Open MPI logo

Open MPI Development Mailing List Archives

  |   Home   |   Support   |   FAQ   |   all Development mailing list

Subject: Re: [OMPI devel] Common initialization code for IB.
From: Jeff Squyres (jsquyres_at_[hidden])
Date: 2008-01-03 09:27:14


On Jan 3, 2008, at 9:03 AM, Gleb Natapov wrote:

> In Paris we've talked about putting HCA discovery and
> initialization code
> outside of openib BTL so other components that want to use IB will
> be able
> to share common code, data and registration cache. Other components
> I am
> thinking about are ofud and multicast collectives. I started to look
> at
> this and I have a couple of problems with this approach. Currently
> openib
> BTL has if_include/if_exclude parameters to control which HCAs
> should be
> used. Should we make those parameters global and initialize only HCAs
> that are not exulted by those filters, or should we initialize all
> HCAs
> and each component will have its own include/exclude filters?

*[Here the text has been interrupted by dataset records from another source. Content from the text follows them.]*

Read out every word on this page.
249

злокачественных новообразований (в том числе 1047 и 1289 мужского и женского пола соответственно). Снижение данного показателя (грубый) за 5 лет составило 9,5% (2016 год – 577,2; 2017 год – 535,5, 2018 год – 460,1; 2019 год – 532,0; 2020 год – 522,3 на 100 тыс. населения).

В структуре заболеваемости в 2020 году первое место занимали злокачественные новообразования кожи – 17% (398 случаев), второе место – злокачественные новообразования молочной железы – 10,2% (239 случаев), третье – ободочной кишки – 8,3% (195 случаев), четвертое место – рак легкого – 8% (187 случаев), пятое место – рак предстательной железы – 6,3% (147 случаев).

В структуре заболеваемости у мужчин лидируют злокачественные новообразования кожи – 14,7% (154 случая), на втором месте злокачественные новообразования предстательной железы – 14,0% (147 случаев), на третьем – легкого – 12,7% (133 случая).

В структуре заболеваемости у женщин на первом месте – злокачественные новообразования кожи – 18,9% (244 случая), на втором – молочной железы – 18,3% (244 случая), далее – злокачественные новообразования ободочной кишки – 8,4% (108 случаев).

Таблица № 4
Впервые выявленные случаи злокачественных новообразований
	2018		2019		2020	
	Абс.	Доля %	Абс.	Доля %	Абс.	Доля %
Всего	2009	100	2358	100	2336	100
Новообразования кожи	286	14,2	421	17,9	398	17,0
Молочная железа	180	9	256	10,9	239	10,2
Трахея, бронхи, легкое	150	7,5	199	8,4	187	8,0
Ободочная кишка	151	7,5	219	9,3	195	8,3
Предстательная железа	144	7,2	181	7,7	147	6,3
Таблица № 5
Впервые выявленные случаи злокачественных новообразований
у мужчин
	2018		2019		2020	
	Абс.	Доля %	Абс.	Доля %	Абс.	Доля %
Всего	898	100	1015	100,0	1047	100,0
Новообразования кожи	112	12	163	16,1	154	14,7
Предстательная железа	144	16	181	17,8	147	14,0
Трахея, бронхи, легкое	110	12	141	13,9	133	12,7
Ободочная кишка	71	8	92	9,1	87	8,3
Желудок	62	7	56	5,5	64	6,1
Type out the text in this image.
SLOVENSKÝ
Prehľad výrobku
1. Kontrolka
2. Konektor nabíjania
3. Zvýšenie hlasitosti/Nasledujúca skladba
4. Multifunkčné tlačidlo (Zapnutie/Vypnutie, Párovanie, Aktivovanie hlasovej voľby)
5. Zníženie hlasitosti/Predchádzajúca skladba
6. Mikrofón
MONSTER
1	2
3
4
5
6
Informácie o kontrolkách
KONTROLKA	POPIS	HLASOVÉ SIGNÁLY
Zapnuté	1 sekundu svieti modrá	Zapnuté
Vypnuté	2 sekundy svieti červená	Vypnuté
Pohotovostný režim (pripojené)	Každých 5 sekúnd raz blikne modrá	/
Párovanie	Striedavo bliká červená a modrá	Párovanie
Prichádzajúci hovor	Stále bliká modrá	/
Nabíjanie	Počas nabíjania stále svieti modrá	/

Good question. I think the optimal solution would be to have one set
of globals (common_of_if_include or somesuch?) with optional per-
component overrides. E.g., tell all of OMPI to if_include mthca0, but
then tell just the multicast collectives to if_include ipath1 (for
whatever reason). This would allow fine-grained selection of which
communication types use which devices.

To minimize the repetition of code, this could be effected by having a
function in the common/of area that does all the work for the include/
exclude behavior. You can simply call it with any of the MCA param
values, such as: common_of_if_in/exclude, btl_openib_if_in/exclude,
coll_of_if_in/exclude, ... and it can return a list of ports to use.

> Another
> problem is how multicast collective knows that all processes in a
> communicator are reachable via the same network, do we have a
> mechanism
> in ompi to check this?

Good question.

Perhaps the common_of stuff could hang some data off the ompi_proc_t
that can be read by any of-like component (btl openib, coll of
multicast, etc.)...? This could contain a subnet ID, or perhaps a
reachable flag, or somesuch.

-- 
Jeff Squyres
Cisco Systems